C’era una volta, tanto tempo fa, in un piccolo villaggio, la bottega di un falegname. Da un pò di tempo, i suoi attrezzi da lavoro non andavano d’accordo: fra loro e nella falegnameria si respirava un’aria carica di tensione e di antipatia.
Un giorno, durante l’assenza del padrone, gli arnesi da lavoro tennero un gran consiglio: all’ordine del giorno c’era l’esplulsione di alcuni membri della comunità.hqdefault
Discutevano tutti a voce alta e animosamente.
Uno prese la parola: “Dobbiamo espellere nostra sorella Sega, perché morde e fa scricchiolare i denti. Ha il carattere più mordace della Terra”.
Un altro ribadiva: “Non possiamo tenere fra noi sorella Pialla: ha un carattere tagliente e pignolo, da spelacchiare tutto quello che tocca”.
“Fratel Martello – protestò un altro – ha un caratteraccio pesante e violento. Lo definirei un picchiatore. E’ urtante il suo modo di ribattere continuamente e dà sui nervi a tutti. Escludiamolo!”.

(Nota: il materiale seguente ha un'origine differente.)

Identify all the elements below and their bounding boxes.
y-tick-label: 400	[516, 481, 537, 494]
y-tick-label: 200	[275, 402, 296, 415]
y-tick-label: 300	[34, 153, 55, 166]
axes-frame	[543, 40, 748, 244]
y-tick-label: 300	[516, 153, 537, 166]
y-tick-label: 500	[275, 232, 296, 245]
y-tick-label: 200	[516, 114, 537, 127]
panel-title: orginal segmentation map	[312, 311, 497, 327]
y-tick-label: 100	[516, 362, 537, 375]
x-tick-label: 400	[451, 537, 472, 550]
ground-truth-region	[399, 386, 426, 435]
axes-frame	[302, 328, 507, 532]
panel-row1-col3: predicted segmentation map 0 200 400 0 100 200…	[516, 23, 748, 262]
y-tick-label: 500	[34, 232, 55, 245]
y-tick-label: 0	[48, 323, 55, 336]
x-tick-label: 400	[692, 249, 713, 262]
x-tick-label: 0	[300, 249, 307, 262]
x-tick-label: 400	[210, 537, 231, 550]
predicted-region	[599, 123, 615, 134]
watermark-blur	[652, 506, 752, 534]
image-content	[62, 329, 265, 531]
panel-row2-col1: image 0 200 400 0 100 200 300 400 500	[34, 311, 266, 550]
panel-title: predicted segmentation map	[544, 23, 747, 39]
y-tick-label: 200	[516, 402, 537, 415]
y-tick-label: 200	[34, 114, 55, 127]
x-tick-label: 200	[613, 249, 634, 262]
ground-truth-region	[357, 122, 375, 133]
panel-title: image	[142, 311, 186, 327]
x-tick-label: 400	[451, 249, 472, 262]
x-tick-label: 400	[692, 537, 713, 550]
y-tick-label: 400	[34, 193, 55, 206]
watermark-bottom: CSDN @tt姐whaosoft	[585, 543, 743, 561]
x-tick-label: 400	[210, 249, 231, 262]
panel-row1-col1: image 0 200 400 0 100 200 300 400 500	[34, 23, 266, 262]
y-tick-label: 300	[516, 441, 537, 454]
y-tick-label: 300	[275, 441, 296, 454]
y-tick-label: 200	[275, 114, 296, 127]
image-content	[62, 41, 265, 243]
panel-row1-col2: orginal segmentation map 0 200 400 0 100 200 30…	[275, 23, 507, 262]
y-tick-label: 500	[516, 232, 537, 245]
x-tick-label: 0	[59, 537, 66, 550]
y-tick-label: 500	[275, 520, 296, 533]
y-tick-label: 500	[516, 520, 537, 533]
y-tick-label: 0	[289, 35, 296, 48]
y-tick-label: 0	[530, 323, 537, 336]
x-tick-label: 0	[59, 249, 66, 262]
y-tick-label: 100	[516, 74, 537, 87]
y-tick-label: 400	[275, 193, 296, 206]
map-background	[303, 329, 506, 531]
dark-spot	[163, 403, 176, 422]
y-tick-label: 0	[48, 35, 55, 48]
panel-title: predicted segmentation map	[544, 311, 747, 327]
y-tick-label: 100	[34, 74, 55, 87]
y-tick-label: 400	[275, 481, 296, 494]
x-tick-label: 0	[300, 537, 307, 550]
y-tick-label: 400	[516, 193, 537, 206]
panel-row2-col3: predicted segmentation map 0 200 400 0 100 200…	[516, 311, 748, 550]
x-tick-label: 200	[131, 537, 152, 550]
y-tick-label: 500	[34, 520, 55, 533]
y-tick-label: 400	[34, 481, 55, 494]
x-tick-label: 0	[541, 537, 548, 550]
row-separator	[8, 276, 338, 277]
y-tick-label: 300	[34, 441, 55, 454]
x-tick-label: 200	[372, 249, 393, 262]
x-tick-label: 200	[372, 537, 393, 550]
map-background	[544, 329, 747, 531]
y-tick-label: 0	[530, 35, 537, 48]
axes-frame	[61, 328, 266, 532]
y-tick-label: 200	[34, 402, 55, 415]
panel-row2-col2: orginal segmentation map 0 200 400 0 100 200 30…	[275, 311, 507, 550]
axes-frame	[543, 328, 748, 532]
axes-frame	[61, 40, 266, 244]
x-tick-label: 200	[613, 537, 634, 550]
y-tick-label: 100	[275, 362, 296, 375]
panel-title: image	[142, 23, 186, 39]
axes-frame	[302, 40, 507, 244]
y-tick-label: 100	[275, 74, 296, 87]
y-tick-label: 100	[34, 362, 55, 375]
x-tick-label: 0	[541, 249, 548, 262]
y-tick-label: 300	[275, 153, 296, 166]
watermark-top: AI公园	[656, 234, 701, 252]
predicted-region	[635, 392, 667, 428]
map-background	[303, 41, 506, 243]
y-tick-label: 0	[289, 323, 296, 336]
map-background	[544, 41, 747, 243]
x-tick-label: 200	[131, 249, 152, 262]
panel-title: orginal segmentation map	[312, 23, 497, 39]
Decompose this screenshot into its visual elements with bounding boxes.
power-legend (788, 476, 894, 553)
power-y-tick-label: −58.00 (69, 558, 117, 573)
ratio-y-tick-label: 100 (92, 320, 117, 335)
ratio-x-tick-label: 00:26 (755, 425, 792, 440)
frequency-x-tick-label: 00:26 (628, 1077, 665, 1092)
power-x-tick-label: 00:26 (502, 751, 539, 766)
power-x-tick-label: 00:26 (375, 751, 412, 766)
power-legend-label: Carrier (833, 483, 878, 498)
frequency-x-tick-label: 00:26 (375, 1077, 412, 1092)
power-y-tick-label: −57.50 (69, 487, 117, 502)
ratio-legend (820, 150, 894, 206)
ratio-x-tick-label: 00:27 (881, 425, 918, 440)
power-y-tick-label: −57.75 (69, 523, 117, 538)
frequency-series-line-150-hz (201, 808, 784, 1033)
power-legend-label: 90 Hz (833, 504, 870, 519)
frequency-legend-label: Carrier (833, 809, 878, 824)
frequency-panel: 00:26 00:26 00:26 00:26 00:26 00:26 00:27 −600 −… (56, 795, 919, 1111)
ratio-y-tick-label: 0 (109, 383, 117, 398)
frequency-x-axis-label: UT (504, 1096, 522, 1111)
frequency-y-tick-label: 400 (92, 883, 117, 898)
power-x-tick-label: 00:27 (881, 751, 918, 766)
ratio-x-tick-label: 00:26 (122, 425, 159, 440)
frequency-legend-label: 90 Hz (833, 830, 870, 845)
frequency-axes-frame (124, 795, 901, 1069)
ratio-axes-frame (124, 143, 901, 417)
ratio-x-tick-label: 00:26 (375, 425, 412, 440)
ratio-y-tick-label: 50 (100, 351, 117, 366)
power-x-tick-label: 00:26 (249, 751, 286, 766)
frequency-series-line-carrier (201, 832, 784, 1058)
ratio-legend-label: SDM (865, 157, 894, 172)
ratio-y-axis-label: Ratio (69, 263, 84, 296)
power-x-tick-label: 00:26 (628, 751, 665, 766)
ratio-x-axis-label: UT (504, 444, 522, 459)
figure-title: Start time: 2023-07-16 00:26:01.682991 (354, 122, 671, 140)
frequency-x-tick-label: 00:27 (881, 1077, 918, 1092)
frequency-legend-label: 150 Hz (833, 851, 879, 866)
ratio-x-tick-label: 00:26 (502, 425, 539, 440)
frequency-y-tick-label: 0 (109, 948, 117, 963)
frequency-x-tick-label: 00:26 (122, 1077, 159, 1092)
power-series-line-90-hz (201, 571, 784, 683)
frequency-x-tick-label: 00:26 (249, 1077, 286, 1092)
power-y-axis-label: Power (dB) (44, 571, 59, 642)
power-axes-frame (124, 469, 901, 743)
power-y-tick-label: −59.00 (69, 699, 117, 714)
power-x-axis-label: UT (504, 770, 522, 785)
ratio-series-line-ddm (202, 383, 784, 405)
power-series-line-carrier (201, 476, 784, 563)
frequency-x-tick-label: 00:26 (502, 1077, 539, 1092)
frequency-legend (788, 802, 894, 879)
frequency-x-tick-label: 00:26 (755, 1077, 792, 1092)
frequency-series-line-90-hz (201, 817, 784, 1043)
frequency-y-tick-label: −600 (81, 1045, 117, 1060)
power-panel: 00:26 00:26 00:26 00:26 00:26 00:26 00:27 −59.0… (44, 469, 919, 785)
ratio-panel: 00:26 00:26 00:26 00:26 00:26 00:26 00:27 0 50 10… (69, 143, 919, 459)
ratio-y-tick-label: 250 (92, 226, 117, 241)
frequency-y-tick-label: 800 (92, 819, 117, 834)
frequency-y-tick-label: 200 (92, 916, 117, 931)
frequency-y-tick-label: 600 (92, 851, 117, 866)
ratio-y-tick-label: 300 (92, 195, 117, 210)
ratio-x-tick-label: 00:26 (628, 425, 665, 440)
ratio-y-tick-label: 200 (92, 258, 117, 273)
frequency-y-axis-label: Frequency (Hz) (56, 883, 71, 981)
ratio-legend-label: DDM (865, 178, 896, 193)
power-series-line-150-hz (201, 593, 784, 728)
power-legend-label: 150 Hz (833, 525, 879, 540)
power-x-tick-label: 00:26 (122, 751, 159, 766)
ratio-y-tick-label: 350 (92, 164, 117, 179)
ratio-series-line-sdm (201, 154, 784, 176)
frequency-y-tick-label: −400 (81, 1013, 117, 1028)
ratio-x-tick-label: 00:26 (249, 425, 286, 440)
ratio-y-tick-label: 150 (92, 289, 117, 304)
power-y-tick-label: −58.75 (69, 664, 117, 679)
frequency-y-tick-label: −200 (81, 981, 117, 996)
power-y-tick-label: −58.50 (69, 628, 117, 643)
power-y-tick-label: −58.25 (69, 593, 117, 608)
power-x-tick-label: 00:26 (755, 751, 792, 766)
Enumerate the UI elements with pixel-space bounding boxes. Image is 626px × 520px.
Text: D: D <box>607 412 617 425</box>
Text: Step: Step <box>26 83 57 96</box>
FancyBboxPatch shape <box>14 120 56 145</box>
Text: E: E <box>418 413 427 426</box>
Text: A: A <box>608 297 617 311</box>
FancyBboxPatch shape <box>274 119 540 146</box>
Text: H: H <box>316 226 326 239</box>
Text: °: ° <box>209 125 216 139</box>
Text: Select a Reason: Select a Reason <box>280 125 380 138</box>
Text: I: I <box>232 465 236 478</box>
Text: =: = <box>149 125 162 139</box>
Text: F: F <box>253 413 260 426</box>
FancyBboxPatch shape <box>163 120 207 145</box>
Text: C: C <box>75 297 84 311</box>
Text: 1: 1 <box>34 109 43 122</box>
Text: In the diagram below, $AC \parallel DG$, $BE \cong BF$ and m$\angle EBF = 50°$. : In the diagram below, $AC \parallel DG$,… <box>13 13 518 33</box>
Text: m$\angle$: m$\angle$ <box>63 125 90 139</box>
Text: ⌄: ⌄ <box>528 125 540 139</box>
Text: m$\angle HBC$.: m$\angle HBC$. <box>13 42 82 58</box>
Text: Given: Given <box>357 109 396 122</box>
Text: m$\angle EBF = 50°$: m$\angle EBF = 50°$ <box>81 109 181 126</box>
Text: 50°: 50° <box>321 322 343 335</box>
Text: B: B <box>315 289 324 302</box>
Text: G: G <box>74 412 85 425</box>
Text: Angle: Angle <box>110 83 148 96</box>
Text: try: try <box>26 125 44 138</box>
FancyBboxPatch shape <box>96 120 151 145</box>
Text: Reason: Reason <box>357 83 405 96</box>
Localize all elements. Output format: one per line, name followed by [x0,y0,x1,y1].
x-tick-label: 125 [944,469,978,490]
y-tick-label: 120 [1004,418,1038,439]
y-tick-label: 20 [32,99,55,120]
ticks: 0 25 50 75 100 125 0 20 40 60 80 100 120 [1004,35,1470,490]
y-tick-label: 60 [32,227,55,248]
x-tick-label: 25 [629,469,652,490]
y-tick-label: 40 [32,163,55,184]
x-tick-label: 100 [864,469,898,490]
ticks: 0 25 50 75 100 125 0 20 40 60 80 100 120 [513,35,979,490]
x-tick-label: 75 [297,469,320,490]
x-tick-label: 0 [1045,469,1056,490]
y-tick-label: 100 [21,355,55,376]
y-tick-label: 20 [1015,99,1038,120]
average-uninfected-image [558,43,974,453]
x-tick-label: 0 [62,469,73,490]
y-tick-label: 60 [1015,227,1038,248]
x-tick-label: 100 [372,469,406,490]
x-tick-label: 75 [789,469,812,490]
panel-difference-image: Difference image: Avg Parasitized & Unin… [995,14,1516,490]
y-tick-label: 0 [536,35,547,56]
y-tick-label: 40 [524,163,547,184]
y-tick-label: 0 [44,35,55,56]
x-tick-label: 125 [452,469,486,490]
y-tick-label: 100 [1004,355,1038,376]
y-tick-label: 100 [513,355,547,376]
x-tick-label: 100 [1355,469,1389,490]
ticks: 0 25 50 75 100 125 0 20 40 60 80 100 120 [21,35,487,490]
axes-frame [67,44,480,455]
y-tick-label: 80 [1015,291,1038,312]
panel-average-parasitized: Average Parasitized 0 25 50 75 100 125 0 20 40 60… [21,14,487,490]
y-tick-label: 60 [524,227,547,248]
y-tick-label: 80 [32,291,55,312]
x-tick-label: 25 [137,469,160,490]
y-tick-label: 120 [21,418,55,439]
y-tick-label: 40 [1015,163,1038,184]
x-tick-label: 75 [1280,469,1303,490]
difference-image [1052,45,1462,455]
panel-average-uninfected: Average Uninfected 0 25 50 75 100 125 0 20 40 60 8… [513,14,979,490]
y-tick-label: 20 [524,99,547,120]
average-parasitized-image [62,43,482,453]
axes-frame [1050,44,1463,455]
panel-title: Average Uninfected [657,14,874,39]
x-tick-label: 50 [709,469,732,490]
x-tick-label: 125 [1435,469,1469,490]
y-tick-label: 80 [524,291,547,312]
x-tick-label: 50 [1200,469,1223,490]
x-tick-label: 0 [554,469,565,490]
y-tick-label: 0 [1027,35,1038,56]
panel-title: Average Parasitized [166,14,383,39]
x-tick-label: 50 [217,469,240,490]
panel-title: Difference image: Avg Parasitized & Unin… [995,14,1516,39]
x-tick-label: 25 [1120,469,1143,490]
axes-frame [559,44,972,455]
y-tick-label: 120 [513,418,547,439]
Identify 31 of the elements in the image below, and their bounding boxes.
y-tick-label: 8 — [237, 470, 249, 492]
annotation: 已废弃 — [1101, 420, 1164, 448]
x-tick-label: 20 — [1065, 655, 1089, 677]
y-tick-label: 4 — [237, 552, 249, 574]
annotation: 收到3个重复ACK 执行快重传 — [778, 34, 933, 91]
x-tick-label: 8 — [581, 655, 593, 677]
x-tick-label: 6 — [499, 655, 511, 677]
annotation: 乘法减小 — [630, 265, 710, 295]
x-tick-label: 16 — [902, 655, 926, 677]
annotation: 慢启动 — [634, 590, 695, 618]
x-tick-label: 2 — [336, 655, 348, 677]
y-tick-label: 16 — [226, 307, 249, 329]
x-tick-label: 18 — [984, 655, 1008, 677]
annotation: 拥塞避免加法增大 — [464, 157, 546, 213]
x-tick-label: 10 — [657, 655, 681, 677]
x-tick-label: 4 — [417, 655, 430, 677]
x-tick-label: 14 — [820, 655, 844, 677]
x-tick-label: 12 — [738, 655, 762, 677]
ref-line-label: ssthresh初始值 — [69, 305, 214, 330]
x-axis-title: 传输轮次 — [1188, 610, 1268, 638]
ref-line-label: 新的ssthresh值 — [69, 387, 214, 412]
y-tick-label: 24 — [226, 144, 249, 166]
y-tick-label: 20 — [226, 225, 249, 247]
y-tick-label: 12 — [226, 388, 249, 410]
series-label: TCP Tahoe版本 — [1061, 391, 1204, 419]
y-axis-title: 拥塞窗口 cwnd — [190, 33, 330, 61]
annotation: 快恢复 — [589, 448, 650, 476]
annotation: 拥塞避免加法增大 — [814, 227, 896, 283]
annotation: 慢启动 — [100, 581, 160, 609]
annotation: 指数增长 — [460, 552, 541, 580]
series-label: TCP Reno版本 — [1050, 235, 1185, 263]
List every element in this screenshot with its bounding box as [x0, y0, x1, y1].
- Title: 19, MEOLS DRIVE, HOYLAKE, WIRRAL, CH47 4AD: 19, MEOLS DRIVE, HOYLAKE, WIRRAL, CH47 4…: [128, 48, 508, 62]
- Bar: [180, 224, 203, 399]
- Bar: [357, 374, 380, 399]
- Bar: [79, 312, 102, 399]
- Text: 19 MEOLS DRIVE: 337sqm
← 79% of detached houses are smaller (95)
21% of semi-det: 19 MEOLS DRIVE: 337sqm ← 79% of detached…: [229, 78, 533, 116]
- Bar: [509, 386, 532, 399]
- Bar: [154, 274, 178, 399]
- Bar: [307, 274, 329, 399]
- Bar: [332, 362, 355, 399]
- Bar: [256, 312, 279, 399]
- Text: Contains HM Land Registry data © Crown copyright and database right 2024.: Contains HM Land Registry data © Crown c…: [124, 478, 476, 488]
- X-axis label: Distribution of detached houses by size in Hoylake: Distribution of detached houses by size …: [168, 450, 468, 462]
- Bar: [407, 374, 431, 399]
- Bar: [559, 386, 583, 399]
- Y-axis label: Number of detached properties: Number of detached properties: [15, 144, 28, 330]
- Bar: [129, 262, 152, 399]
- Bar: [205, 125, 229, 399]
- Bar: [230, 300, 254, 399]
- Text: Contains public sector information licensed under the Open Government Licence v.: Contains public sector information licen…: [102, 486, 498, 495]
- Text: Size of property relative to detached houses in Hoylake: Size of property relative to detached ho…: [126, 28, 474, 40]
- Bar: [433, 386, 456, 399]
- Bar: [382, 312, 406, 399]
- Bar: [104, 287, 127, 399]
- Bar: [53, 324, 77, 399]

“E i Chiodi? SI può vivere con gente così pungente? Che se ne vadano. E anche Lima e Raspa. A vivere con loro è un attrito continuo. E cacciamo anche Cartavetro, la cui unica ragion d’essere sembra quella di graffiare il prossimo!”.
Così discutevano, sempre più animosamente, gli attrezzi del falegname. Parlavano tutti insieme. Il martello voleva espellere la lima e la pialla, questi volevano a loro volta l’espulsione di chiodi e martello, e così via. Alla fine della seduta tutti avevano espulso tutti.
La riunione fu bruscamente interrotta dall’arrivo del falegname. Tutti gli utensili tacquero quando lo videro avvicinarsi al bancone di lavoro. L’uomo prese un asse e lo segò con la Sega mordace. Lo piallò con la Pialla che spela tutto quello che tocca. Sorella Ascia che ferisce crudelmente, sorella Raspa che dalla lingua scabra, sorella Cartavetro che raschia e graffia, entrarono in azione subito dopo.
Il falegname prese poi i fratelli Chiodi dal carattere pungente e il Martello che picchia e batte.
Si servì di tutti i suoi attrezzi di brutto carattere per fabbricare una culla. Una bellissima culla per accogliere un bambino che stava per nascere. Per accogliere la Vita.